Repost from Central Valley Business Times
Oil company abandons plans to handle Bakken crude in SacramentoSACRAMENTO, October 22, 2014
• Cites lawsuit filed by environmentalists
• “This is a victory for the health and safety of the people of Sacramento”
InterState Oil Company says it is surrendering its air pollution permit that lets it transfer highly volatile Bakken crude oil from railcars to trucks at its transloading facility located at 4545 Dudley Boulevard in the McClellan industrial park in Sacramento.
The decision comes a month after Earthjustice filed a lawsuit on behalf of Sierra Club challenging the Sacramento Metropolitan Air Quality Management District for issuing permits allowing the project without public or environmental review.
Now the air agency says the permit was “issued in error because it failed to meet District Best Available Control Technology requirements.”
The agency and the company have agreed that the transfers will stop by Nov. 14.
“This is the first crude transport project that has been stopped dead in its tracks in California,” says Suma Peesapati, Earthjustice attorney. “This is a victory for the health and safety of the people of Sacramento, for communities along the path of the trucks hauling this dangerous product to the Bay Area, and for the refinery communities where the crude is eventually processed.”
Earthjustice filed the lawsuit on behalf of the Sierra Club on Sept. 23, holding the air district and InterState Oil accountable for neglecting to consider the risk to public health and safety of the project. The lawsuit also challenged the air district for deliberately avoiding its obligations for review under the California Environmental Quality Act despite the fact that the project would have significant increases in air pollutants, including toxic air contaminants.

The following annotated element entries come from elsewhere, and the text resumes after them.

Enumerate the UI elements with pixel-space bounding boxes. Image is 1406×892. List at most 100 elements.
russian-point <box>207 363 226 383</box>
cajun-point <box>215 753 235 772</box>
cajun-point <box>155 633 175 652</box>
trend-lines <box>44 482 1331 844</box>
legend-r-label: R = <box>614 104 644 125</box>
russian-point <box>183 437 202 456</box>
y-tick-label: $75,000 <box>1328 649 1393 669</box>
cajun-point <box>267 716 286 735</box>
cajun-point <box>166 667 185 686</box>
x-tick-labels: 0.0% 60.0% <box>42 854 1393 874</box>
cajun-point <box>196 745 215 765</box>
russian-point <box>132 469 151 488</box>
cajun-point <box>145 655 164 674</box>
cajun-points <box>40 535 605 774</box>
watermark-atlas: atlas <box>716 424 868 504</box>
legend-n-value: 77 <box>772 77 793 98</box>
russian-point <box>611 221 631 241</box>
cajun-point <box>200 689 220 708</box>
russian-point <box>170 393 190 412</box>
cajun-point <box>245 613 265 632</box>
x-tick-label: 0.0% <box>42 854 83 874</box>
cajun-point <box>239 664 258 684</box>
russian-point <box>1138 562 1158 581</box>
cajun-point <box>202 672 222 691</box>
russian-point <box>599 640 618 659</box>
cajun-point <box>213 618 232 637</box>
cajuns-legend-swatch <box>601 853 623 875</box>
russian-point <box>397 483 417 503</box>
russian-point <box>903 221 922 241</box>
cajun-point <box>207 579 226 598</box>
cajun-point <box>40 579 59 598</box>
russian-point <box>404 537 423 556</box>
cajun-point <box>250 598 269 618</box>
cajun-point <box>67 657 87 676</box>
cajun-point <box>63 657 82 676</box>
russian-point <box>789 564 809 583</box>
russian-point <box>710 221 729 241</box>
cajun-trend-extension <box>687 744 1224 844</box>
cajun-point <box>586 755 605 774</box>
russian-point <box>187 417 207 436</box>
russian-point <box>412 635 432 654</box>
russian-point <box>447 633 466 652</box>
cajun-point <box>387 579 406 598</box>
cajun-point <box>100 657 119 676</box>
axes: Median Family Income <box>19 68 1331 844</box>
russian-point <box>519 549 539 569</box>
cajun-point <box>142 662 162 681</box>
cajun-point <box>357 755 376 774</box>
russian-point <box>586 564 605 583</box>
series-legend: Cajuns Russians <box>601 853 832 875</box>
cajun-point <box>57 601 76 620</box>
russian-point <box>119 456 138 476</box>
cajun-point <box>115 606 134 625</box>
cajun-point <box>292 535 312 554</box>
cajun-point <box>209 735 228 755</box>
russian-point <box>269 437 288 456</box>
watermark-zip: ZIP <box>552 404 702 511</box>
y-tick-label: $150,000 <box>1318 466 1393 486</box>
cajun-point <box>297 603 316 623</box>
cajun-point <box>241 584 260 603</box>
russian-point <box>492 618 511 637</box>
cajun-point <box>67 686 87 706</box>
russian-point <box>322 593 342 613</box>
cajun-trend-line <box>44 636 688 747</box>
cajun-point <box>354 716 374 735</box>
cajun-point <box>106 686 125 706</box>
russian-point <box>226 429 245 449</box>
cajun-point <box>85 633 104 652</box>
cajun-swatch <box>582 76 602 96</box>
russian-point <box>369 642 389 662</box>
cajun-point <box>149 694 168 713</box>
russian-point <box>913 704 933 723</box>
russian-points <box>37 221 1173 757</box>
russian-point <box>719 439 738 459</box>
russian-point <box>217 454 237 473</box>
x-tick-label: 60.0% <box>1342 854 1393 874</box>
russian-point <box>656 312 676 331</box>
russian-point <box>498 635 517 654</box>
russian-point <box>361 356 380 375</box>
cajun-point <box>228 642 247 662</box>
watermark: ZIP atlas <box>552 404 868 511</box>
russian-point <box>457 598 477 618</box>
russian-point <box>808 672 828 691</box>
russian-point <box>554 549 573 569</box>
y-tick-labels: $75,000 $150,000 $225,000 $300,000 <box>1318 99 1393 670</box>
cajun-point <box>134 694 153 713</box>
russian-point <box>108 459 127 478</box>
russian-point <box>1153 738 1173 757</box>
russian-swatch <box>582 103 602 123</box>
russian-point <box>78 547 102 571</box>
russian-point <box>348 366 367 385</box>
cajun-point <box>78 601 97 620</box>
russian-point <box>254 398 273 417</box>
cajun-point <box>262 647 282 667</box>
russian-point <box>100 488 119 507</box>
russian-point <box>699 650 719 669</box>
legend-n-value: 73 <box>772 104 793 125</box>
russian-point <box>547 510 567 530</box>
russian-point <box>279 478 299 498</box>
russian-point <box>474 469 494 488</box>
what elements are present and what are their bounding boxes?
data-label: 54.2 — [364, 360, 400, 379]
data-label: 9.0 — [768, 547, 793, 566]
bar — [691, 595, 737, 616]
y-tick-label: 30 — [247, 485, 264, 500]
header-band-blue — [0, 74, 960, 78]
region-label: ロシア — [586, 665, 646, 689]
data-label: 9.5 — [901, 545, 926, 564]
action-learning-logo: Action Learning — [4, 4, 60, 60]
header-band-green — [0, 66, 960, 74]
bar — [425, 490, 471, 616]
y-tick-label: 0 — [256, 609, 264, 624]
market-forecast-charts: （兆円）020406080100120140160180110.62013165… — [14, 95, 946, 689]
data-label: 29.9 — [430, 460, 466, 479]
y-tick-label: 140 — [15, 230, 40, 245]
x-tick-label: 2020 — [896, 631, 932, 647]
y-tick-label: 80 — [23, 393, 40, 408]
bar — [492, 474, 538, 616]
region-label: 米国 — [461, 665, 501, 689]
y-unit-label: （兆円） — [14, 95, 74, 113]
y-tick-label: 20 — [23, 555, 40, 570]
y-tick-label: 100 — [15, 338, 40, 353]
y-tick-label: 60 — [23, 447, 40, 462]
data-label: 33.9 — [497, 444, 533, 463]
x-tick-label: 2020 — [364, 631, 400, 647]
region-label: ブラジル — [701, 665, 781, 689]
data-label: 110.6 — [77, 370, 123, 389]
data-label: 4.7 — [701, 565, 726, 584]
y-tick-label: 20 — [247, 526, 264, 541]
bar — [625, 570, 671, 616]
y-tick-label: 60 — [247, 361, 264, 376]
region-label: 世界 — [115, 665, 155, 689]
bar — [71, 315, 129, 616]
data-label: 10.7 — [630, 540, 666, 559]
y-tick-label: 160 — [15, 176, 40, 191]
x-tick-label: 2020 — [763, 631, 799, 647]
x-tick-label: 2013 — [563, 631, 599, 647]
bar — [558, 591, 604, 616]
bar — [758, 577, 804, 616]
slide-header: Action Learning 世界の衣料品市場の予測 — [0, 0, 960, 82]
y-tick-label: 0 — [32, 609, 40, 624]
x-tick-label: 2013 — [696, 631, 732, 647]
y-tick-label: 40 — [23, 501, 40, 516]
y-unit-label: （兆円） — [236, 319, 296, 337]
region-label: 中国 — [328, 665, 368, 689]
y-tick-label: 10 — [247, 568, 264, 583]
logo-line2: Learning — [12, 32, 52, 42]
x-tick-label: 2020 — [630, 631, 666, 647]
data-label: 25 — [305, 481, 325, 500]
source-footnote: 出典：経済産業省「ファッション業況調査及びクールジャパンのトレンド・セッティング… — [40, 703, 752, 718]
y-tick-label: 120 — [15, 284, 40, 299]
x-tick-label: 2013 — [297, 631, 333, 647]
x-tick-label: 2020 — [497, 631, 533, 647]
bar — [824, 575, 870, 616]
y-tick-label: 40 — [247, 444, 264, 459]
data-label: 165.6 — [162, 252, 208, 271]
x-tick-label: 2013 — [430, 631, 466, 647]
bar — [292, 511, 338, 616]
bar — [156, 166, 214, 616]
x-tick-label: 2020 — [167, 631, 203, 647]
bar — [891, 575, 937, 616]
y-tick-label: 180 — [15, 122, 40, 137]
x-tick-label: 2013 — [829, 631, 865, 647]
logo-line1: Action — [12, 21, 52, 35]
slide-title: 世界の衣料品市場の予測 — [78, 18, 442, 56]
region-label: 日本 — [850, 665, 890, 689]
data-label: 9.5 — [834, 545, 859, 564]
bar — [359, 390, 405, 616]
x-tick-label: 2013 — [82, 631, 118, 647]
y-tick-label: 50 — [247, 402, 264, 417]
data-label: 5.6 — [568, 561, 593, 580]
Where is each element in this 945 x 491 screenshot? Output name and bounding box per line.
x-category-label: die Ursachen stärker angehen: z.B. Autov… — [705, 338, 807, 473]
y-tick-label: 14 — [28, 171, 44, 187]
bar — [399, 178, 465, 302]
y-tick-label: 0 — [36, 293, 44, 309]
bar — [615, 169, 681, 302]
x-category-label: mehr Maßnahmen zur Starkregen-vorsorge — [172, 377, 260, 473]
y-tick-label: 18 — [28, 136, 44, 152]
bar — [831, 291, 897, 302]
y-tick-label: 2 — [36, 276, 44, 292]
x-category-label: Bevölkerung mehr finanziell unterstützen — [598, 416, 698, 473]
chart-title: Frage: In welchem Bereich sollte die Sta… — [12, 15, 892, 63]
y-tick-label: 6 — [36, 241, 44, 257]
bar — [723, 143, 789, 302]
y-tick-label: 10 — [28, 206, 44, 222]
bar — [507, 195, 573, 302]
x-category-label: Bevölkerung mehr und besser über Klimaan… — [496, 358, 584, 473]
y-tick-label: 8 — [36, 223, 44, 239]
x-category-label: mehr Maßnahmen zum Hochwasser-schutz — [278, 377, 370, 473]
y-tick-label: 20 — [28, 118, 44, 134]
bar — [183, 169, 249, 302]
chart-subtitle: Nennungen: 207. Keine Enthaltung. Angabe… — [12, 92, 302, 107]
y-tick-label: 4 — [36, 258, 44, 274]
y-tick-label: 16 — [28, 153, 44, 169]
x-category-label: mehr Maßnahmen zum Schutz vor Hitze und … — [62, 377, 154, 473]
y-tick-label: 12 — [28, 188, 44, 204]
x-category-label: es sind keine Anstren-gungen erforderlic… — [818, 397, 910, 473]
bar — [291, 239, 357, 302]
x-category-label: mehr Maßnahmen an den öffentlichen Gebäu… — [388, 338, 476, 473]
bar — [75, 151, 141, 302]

The air district first issued a permit to InterState to trans-load crude from rail to truck on March 27, however according to an investigation by the Sacramento Bee, the company had been trans-loading crude without a permit as early as six months before that date. No notice was given to local fire and emergency responders or other officials about the handling of the highly flammable substance just seven miles north of the California state capital.
“This is a huge victory for Sacramento residents and communities across California who are put in harms way by trains carrying volatile, hazardous crude that are known to derail and explode,” says Devorah Ancel, Sierra Club staff attorney. “Local, state and federal governments must take further immediate action to notify the public when hazardous crude is railed through their communities and to ban the use of unsafe DOT 111 tank cars.”
As a result of today’s decision, Sacramento Superior Court is expected to dismiss the lawsuit, Earthjustice says.
Bakken crude, a type of shale oil, is more volatile than other kinds of crude oil. It has been blamed for some spectacular — and tragic — accidents, the worst of which was the July 2013 derailment of a train of oil cars carrying Bakken crude in the small Quebec town of Lac-Mégantic. The explosion and fire killed nearly 50 townspeople and leveled more than 30 buildings.